Ralph woke up on the grass, fuzzy-headed. He recalled the old guy and his weird tale: a crazy dame, his missing kid – a babe-in-arms with sandy curls. He’d searched for years. Ralph had taken on the case.
Now Ralph found himself beside an overgrown tower – a ruin, like his memory. How had he come here?
He’d heard singing – a sad, slow song. Next thing, there beside him hung a heavy braid laced with green ribbon, just begging to be climbed, so he’d climbed it, right to the top. Then he’d blanked.
Ralph gazed up the mossy tower steps, and wondered.
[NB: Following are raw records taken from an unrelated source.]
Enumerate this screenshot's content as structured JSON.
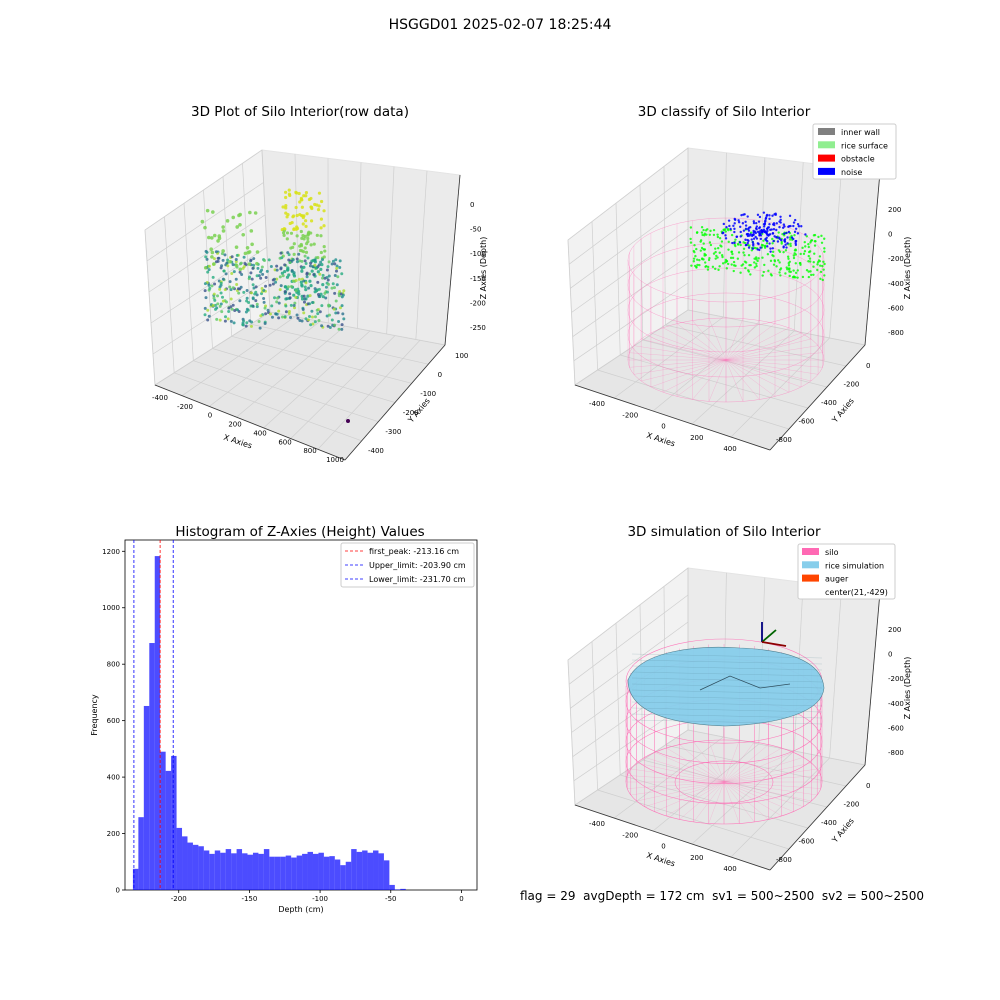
{
  "figure": {
    "suptitle": "HSGGD01 2025-02-07 18:25:44",
    "status": {
      "flag": "flag = 29",
      "avg_depth": "avgDepth = 172 cm",
      "sv1": "sv1 = 500~2500",
      "sv2": "sv2 = 500~2500"
    }
  },
  "panels": {
    "raw": {
      "title": "3D Plot of Silo Interior(row data)",
      "xlabel": "X Axies",
      "ylabel": "Y Axies",
      "zlabel": "Z Axies (Depth)",
      "xticks": [
        "-400",
        "-200",
        "0",
        "200",
        "400",
        "600",
        "800",
        "1000"
      ],
      "yticks": [
        "100",
        "0",
        "-100",
        "-200",
        "-300",
        "-400"
      ],
      "zticks": [
        "0",
        "-50",
        "-100",
        "-150",
        "-200",
        "-250"
      ]
    },
    "classify": {
      "title": "3D classify of Silo Interior",
      "xlabel": "X Axies",
      "ylabel": "Y Axies",
      "zlabel": "Z Axies (Depth)",
      "xticks": [
        "-400",
        "-200",
        "0",
        "200",
        "400"
      ],
      "yticks": [
        "0",
        "-200",
        "-400",
        "-600",
        "-800"
      ],
      "zticks": [
        "200",
        "0",
        "-200",
        "-400",
        "-600",
        "-800"
      ],
      "legend": [
        {
          "label": "inner wall",
          "color": "#808080"
        },
        {
          "label": "rice surface",
          "color": "#90ee90"
        },
        {
          "label": "obstacle",
          "color": "#ff0000"
        },
        {
          "label": "noise",
          "color": "#0000ff"
        }
      ]
    },
    "simulation": {
      "title": "3D simulation of Silo Interior",
      "xlabel": "X Axies",
      "ylabel": "Y Axies",
      "zlabel": "Z Axies (Depth)",
      "xticks": [
        "-400",
        "-200",
        "0",
        "200",
        "400"
      ],
      "yticks": [
        "0",
        "-200",
        "-400",
        "-600",
        "-800"
      ],
      "zticks": [
        "200",
        "0",
        "-200",
        "-400",
        "-600",
        "-800"
      ],
      "legend": [
        {
          "label": "silo",
          "color": "#ff69b4"
        },
        {
          "label": "rice simulation",
          "color": "#87ceeb"
        },
        {
          "label": "auger",
          "color": "#ff4500"
        },
        {
          "label": "center(21,-429)",
          "color": ""
        }
      ]
    }
  },
  "chart_data": {
    "type": "bar",
    "title": "Histogram of Z-Axies (Height) Values",
    "xlabel": "Depth (cm)",
    "ylabel": "Frequency",
    "xlim": [
      -238,
      11
    ],
    "ylim": [
      0,
      1240
    ],
    "xticks": [
      -200,
      -150,
      -100,
      -50,
      0
    ],
    "yticks": [
      0,
      200,
      400,
      600,
      800,
      1000,
      1200
    ],
    "bar_color": "#0000ff",
    "bin_width": 3.86,
    "bin_start": -232.4,
    "values": [
      75,
      258,
      652,
      875,
      1183,
      490,
      422,
      475,
      220,
      190,
      168,
      160,
      155,
      140,
      128,
      140,
      132,
      145,
      130,
      145,
      130,
      125,
      132,
      128,
      145,
      118,
      118,
      118,
      122,
      115,
      122,
      128,
      135,
      128,
      132,
      118,
      120,
      108,
      88,
      100,
      145,
      135,
      140,
      132,
      140,
      130,
      105,
      18,
      2,
      4
    ],
    "vlines": [
      {
        "label": "first_peak: -213.16 cm",
        "x": -213.16,
        "color": "#ff0000"
      },
      {
        "label": "Upper_limit: -203.90 cm",
        "x": -203.9,
        "color": "#0000ff"
      },
      {
        "label": "Lower_limit: -231.70 cm",
        "x": -231.7,
        "color": "#0000ff"
      }
    ]
  }
}
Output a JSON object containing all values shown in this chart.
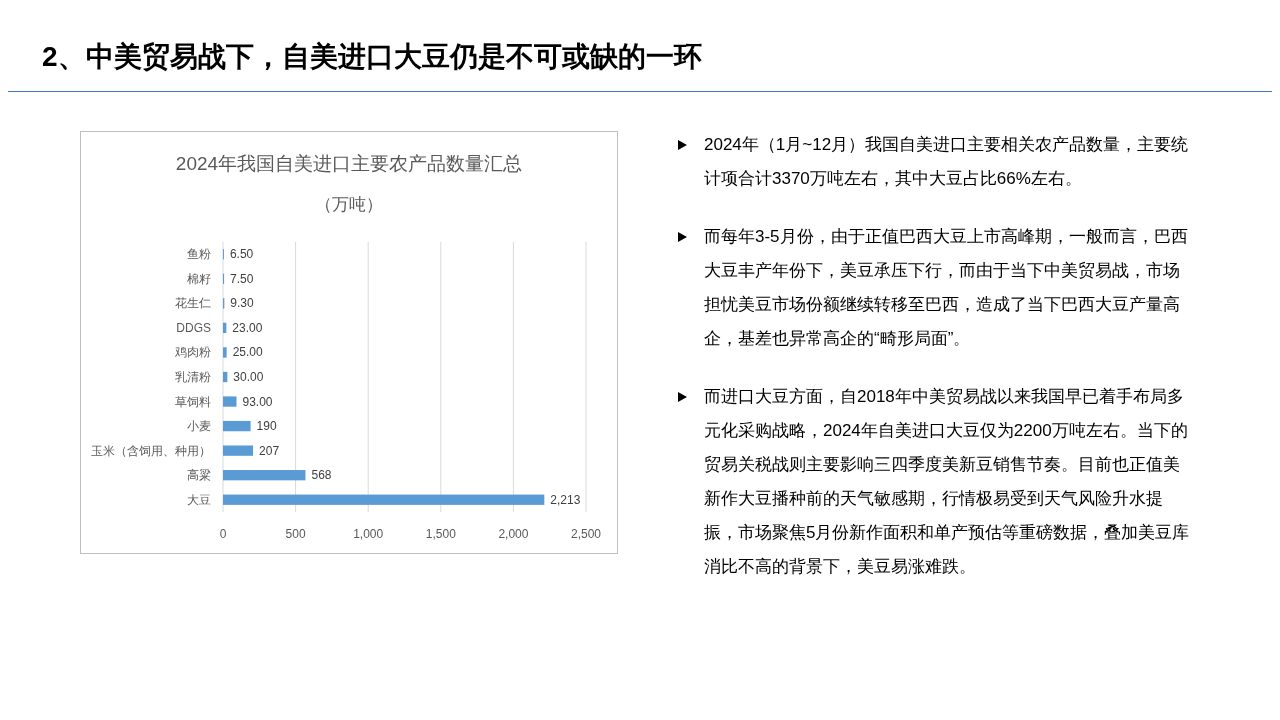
{
  "chart_data": {
    "type": "bar",
    "orientation": "horizontal",
    "title": "2024年我国自美进口主要农产品数量汇总",
    "subtitle": "（万吨）",
    "categories": [
      "鱼粉",
      "棉籽",
      "花生仁",
      "DDGS",
      "鸡肉粉",
      "乳清粉",
      "草饲料",
      "小麦",
      "玉米（含饲用、种用）",
      "高粱",
      "大豆"
    ],
    "values": [
      6.5,
      7.5,
      9.3,
      23,
      25,
      30,
      93,
      190,
      207,
      568,
      2213
    ],
    "value_labels": [
      "6.50",
      "7.50",
      "9.30",
      "23.00",
      "25.00",
      "30.00",
      "93.00",
      "190",
      "207",
      "568",
      "2,213"
    ],
    "color": "#5b9bd5",
    "xlim": [
      0,
      2500
    ],
    "xticks": [
      0,
      500,
      {
        "value": 1000,
        "label": "1,000"
      },
      {
        "value": 1500,
        "label": "1,500"
      },
      {
        "value": 2000,
        "label": "2,000"
      },
      {
        "value": 2500,
        "label": "2,500"
      }
    ],
    "grid": "x",
    "annotations": [
      "2、中美贸易战下，自美进口大豆仍是不可或缺的一环",
      "2024年（1月~12月）我国自美进口主要相关农产品数量，主要统计项合计3370万吨左右，其中大豆占比66%左右。",
      "而每年3-5月份，由于正值巴西大豆上市高峰期，一般而言，巴西大豆丰产年份下，美豆承压下行，而由于当下中美贸易战，市场担忧美豆市场份额继续转移至巴西，造成了当下巴西大豆产量高企，基差也异常高企的“畸形局面”。",
      "而进口大豆方面，自2018年中美贸易战以来我国早已着手布局多元化采购战略，2024年自美进口大豆仅为2200万吨左右。当下的贸易关税战则主要影响三四季度美新豆销售节奏。目前也正值美新作大豆播种前的天气敏感期，行情极易受到天气风险升水提振，市场聚焦5月份新作面积和单产预估等重磅数据，叠加美豆库消比不高的背景下，美豆易涨难跌。"
    ]
  }
}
This is Ralph’s second case. He’s taken up residence in my imagination, it seems, and I believe he might be finding himself tangled up in more impenetrable mysteries than he bargained for when he first hung out his shingle in the Friday Fictioneers office block. His first case nearly finished him, but he’s a tough one.
Here’s what happened to the original damsel in distress, in the original tower – which, incidentally, didn’t have steps. Maybe Ralph’s damsel has an altogether different agenda.
This piece of short fiction is for Rochelle’s Friday Fictioneers, where this week’s picture prompt is staying active for a fortnight, to allow for a more leisurely creative process over the holiday season. For a change, my creative processes have gone into overdrive, so I’m posting two stories for the wonderful prompt supplied by Bjorn.